Load and validate audio data in the required format.


In [None]:
def load_audio_file(file_path):
    """
    Load audio file as binary data, and convert it into numpy array.
    Expected format: PCM float32 normalized to [-1.0, 1.0), mono, little-endian, 16 kHz
    """
    if not os.path.exists(file_path):
        raise FileNotFoundError(f"Audio file not found: {file_path}")
    
    with open(file_path, 'rb') as f:
        audio_data = f.read()
    
    print(f"Loaded audio file: {file_path}")
    print(f"Audio data size: {len(audio_data)} bytes")
    
    audio_array = np.frombuffer(audio_data, dtype='<f4').copy()
    return audio_array

# Load audio file
audio_data = load_audio_file(AUDIO_FILE_PATH)


## Basic Transcription with Segments

Generate transcription with timestamped segments for detailed analysis.


In [None]:
task = Speech2TextTask.TRANSCRIBE  # or "TRANSLATE"
language = "en"  # ISO-639-1 language code

print("Generating transcription with segments...")
segments = speech2text.generate_all_segments(audio_data, task=task, language=language)

print("\nTranscription Results:")
print("=" * 50)
for i, segment in enumerate(segments):
    print(f"Segment {i+1}: {segment}")
    print("-" * 30)


## Complete Text Transcription

Generate complete transcription as a single string without timestamps.


In [None]:
# Generate complete transcription
print("Generating complete transcription...")
complete_text = speech2text.generate_all_text(audio_data, task=task, language=language)

print("\nComplete Transcription:")
print("=" * 50)
print(complete_text)


## Language Translation Example

Demonstrate translation capabilities by transcribing speech in one language and translating to another.


In [None]:
task = Speech2TextTask.TRANSLATE  # Translate to English
language = "es"  # Source language

print("Generating translation...")
translation_segments = speech2text.generate_all_segments(audio_data, task=task, language=language)

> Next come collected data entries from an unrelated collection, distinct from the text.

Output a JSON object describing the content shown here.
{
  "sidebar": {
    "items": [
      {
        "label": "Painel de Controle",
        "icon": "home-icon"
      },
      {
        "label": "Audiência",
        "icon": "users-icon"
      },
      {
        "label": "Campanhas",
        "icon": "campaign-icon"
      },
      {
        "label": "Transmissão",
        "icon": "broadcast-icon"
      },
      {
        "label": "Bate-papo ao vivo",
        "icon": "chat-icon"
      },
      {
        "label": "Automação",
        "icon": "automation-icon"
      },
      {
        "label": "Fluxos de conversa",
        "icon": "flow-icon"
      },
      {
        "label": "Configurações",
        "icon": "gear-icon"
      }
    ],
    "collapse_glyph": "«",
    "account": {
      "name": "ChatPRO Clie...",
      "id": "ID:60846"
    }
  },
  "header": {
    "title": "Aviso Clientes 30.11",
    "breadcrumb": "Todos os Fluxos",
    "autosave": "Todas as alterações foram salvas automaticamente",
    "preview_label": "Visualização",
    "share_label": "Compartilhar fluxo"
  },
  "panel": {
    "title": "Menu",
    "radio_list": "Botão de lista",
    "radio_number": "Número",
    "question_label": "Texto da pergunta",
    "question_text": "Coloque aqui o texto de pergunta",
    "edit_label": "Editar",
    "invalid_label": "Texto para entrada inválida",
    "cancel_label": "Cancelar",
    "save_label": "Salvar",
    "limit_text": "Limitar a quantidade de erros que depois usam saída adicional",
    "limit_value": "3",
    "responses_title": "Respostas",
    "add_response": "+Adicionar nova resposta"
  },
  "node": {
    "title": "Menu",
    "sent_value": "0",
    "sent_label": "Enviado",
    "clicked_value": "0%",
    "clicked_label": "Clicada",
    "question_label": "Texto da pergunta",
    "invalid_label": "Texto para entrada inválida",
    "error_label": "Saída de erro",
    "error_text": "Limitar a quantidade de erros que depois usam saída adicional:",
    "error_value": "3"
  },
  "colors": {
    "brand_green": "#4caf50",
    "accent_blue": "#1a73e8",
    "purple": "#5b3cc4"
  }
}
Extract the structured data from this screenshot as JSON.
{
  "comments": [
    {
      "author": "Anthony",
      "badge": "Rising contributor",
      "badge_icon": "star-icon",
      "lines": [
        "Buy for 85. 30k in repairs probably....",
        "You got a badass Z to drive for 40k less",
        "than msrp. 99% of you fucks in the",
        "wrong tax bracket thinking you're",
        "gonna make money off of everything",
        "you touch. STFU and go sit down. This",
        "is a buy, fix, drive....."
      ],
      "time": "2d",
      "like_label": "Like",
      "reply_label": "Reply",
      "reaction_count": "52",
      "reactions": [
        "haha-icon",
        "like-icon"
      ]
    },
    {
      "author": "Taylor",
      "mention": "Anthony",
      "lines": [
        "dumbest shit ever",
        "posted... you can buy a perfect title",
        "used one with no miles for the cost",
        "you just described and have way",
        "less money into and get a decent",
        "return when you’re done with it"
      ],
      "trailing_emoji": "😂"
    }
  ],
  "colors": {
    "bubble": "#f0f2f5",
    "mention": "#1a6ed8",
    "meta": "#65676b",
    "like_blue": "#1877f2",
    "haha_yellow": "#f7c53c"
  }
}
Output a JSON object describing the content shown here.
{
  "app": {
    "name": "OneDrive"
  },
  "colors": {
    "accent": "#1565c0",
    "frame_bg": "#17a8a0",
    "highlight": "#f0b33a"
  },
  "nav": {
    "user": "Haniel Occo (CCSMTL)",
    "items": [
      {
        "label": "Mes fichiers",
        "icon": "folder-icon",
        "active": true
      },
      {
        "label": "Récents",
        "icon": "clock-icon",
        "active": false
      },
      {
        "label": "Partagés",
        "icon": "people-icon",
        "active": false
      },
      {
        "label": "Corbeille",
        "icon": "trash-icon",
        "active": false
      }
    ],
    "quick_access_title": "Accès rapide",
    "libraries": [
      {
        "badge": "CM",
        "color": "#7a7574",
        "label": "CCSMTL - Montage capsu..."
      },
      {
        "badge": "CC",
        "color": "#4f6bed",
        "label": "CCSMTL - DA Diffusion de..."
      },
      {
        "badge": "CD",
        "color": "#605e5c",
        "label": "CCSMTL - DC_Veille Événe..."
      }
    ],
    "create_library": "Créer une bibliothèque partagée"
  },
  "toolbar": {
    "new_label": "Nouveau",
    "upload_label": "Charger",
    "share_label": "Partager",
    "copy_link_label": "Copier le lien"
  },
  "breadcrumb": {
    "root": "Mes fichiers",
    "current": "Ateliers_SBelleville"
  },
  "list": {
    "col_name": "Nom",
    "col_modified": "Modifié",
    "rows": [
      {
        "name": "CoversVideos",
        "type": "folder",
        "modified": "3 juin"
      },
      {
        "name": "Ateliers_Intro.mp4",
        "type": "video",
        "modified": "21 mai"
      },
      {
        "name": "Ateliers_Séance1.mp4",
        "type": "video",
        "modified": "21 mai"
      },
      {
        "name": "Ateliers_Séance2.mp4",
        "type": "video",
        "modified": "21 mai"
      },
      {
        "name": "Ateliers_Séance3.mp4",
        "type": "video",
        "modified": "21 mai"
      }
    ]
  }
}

print("\nTranslation Results:")
print("=" * 50)
for i, segment in enumerate(translation_segments):
    print(f"Segment {i+1}: [{segment.start_sec:.2f}s - {segment.end_sec:.2f}s]")
    print(f"Translation: {segment.text}")
    print("-" * 30)


## Language Detection Example

Demonstrates automatic language detection.
Instead of specifying a language, the model detects it from the audio input,
allowing seamless transcription or translation of audio in an unknown language.


In [None]:
# Automatically detect language by omitting the 'language' parameter
print("Generating transcription with automatic language detection...")
auto_detected_segments = speech2text.generate_all_segments(audio_data, task=Speech2TextTask.TRANSCRIBE)

print("\nAuto-Detected Language Transcription Results:")
print("=" * 50)
for i, segment in enumerate(auto_detected_segments):
    print(f"Segment {i+1}: [{segment.start_sec:.2f}s - {segment.end_sec:.2f}s]")
    print(f"Text: {segment.text}")
    print("-" * 30)


## Tokenization Example
The GenAI HEF comes with tokenization information, allowing the encoding of text into tokens.

In [None]:
tokens = speech2text.tokenize(complete_text)
print("The transcription has {} tokens: {}".format(len(tokens), tokens))

## Cleanup and Resource Management

Properly clean up resources when done (best practice: use context managers when possible)


In [None]:
# Clean up resources
print("Cleaning up resources...")
speech2text.release()
vdevice.release()
print("Resources cleaned up successfully!")